Son espérance ne connaissait pas de bornes et, parfois, en rase campagne, elle arrêtait sa voiture rien que pour se frotter les mains et dire en français, langue diplomatique donc adéquate à ses petits travaux : « Laissons mijoter, puis jetons de l’huile sur le feu au bon moment ». Alors, accroupie, suivant la saison, dans la poussière ou dans la boue, elle tournait la manivelle d’un moteur qui ne permettait pas de soupçonner la mise en marche automatique. S’il faisait froid, il lui fallait donner bien des tours avant d’entendre le ronflement symptomatique sous le capot, mais que lui importait ?
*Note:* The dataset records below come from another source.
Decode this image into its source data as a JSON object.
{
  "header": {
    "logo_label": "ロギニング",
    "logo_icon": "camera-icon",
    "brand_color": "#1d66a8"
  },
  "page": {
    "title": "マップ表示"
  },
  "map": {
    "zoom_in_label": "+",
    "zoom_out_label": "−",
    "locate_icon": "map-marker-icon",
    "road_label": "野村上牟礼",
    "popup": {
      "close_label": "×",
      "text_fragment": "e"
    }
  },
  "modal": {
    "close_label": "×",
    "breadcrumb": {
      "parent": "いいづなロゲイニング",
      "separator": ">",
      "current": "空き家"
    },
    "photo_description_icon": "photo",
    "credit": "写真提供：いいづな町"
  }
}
Déjà elle savait quelles fêtes elle donnerait pour son couronnement et, comme elle était fine gueule, elle n’avait pas attendu pour composer les menus des banquets dont elle entrelarderait les cérémonies officielles. Elle avait écrit à Cosima Wagner et à son fils Siegfried qu’elle suppliait de quitter Bayreuth pour la suivre dans un éden qu’elle ne précisait d’ailleurs point. Cosima, tout de suite, de but en blanc, avait pensé qu’il s’agissait de Tahiti, et comme elle était fille de cœur et se rappelait les malheureuses pérégrinations de sa pauvre mère, la baronne d’Agoult, à qui le romantisme vagabond de son amant n’avait guère rendu la vie facile, Cosima, vestale du souvenir qui n’avait nulle envie d’abandonner les lieux de son culte et cependant tenait à pratiquer l’art d’accommoder au mieux de ses intérêts les têtes couronnées, art dont le grand Richard avait codifié les recettes à l’occasion de ses rapports avec Louis II de Bavière, Cosima qui songeait à se reposer sur ses lauriers plutôt qu’à trimballer les souvenirs de son génie parmi lesquels, rien qu’en jupons et froufrous à revêtir pour pouvoir composer, il avait laissé de quoi emplir un train, Cosima ne disait ni oui, ni non. Et Augusta, par retour du courrier, de donner à entendre que le nouvel Éden n’était pas si loin d’Allemagne qu’on semblait l’imaginer.